Hi there, thank you so much for taking interest in our work! Yes, your understanding is correct. This kind of interaction allows us to generate a video representation that is most relevant to the given text. It is allowed since we are only using information about a given text-video pair to generate our aggregated video representation. For text-to-video retrieval, we would generate such a video representation using every video in our index set and for video-to-text retrieval, we would generate such a video representation using every text in our index set. Does this answer your question? Thanks
Thank you for your patience in answering. The interaction of text and video is ingenious. But will it be computationally expensive during testing, because all possible text-video pairs need to be input.
We have a section on this question of computation in our appendix if you're interested. In short, in a large-scale production system, we can use re-ranking to very efficiently scale X-Pool while maintaining strong performance.
I get it! Thanks again for your patience!
Hello, I have benefited a lot after reading your paper. However, I have a question about the cross-modal language-video attention.

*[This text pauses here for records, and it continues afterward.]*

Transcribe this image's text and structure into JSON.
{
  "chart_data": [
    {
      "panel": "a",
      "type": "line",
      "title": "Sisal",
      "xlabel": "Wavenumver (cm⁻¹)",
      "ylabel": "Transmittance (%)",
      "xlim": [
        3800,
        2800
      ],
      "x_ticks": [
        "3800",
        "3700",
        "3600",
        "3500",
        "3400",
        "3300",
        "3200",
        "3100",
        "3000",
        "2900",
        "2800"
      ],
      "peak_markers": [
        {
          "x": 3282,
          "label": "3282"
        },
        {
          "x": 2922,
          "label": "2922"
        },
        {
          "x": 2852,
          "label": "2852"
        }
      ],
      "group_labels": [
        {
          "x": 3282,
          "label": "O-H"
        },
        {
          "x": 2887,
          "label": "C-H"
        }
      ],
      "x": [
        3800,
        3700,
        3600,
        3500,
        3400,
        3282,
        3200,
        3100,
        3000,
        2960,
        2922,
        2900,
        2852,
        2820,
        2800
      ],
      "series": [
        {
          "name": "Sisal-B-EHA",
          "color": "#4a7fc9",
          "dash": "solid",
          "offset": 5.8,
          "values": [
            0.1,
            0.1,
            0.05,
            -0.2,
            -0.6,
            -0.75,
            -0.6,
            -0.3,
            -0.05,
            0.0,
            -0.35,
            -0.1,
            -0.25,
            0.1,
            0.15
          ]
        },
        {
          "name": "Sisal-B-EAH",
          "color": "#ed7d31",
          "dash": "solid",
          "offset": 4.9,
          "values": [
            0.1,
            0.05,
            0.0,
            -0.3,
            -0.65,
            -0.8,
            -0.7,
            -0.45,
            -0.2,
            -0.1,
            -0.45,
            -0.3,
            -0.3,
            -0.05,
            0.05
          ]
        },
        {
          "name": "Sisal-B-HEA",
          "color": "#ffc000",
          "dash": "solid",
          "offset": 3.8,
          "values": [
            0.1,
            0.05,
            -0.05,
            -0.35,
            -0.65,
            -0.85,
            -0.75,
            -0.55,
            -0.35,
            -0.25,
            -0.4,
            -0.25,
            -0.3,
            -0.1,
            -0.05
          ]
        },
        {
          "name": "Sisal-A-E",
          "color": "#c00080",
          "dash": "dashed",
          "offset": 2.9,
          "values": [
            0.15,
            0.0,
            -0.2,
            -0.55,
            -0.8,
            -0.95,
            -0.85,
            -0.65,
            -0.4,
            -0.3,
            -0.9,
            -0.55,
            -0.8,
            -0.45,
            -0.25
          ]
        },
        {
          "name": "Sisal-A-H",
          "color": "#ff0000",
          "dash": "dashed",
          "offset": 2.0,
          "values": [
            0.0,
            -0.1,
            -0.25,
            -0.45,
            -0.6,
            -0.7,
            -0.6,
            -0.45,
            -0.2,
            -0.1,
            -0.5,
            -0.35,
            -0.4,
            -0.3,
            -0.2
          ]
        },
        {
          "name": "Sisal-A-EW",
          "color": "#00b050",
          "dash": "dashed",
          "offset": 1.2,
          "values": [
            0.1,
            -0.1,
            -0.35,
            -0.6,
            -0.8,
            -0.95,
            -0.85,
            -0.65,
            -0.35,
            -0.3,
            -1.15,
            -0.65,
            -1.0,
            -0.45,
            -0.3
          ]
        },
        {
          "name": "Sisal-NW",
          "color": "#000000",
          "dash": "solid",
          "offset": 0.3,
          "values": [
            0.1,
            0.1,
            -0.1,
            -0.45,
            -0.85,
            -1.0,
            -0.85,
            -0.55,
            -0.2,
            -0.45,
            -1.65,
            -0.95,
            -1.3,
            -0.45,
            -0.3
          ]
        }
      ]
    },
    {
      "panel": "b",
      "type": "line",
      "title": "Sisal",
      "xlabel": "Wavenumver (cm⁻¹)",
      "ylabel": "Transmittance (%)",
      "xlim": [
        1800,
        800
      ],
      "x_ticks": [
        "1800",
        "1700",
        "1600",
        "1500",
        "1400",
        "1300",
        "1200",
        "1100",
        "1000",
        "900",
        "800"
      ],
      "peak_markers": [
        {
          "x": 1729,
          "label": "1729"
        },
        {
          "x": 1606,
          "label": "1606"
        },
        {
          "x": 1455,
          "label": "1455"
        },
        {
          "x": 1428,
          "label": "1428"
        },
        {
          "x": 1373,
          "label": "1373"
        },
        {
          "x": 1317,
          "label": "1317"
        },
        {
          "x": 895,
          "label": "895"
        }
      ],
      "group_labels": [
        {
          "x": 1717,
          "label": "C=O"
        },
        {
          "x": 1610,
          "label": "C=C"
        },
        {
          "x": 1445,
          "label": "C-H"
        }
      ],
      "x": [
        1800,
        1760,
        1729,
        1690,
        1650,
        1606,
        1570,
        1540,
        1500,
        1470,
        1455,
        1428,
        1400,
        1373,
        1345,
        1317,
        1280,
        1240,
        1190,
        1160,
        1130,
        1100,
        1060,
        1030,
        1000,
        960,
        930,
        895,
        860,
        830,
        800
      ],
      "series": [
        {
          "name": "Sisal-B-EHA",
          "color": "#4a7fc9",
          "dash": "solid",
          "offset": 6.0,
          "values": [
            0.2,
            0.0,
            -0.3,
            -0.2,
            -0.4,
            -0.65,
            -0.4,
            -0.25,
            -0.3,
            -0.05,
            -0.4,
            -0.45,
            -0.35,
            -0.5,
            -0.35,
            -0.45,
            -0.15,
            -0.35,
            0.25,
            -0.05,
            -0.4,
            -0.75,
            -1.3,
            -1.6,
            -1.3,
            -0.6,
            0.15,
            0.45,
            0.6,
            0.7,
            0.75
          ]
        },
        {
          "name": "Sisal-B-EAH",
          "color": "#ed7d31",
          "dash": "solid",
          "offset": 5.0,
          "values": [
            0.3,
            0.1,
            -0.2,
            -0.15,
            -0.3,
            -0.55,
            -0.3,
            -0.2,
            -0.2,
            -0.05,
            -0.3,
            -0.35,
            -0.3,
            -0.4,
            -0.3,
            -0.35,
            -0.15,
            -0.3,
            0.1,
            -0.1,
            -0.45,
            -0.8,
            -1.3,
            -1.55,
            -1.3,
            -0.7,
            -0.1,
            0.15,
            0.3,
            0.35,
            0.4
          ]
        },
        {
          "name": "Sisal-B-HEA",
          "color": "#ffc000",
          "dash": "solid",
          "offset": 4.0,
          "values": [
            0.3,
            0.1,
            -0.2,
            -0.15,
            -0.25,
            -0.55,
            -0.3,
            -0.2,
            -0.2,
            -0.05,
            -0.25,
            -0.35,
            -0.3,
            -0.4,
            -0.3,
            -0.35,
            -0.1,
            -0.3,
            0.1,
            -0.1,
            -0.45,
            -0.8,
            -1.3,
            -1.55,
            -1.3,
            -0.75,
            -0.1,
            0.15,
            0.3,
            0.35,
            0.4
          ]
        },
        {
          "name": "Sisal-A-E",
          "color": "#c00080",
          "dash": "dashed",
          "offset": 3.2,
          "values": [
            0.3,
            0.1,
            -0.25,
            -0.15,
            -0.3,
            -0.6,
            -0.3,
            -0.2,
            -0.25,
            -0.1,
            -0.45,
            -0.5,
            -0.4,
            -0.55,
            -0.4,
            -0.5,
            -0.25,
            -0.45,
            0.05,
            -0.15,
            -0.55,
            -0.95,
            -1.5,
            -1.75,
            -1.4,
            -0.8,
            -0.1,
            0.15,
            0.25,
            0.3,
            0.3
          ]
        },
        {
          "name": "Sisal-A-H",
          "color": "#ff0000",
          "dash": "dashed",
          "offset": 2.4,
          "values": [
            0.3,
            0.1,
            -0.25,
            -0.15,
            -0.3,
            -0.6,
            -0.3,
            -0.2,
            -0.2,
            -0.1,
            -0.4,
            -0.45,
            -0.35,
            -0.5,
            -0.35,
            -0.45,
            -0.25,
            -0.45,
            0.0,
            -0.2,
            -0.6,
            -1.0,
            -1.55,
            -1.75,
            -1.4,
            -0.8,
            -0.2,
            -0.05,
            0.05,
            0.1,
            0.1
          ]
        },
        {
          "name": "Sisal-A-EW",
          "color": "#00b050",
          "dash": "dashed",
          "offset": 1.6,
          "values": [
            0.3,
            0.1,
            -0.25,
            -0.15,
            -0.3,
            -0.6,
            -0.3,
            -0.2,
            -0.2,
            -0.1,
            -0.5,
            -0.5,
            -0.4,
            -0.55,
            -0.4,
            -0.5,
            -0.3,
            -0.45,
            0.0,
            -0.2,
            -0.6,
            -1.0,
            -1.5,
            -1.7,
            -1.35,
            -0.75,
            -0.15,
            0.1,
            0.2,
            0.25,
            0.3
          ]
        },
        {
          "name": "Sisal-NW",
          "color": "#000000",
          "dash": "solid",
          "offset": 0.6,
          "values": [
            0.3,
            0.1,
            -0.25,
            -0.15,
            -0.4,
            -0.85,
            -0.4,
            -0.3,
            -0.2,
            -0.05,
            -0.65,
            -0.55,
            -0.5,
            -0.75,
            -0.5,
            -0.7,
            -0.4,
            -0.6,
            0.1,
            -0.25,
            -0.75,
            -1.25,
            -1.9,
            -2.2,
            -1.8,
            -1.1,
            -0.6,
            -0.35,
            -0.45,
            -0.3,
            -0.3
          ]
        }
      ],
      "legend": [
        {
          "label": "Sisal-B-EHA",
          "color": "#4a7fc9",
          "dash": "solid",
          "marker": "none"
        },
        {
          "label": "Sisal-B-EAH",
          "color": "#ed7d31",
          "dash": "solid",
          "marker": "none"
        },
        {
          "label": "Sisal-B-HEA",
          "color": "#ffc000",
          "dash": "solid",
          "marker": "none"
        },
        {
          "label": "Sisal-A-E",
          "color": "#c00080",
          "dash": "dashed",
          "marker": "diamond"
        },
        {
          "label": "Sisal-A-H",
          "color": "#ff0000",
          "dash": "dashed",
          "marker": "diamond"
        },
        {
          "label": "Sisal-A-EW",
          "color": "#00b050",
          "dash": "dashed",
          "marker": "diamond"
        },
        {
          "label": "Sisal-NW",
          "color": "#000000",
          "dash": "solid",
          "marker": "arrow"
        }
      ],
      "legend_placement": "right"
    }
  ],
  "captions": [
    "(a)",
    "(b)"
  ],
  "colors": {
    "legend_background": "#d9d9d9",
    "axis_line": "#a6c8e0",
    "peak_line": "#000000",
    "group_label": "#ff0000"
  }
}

The query is obtained from the text embedding, the key and value are obtained from the frame embedding. Then the scaled dot product attention is utilized to get the aggregated video representation. This means that the aggregated video representation accepts information from text embedding. This will make the similarity score of the two naturally high.
So I wonder if this kind of interaction is allowed in text-video cross-modal retrieval. Looking forward to your apply. Thanks!!!!!!!!!!!!!!!!!!!!!!!!!!!!!!!!!!!!!!!!!!!!!!!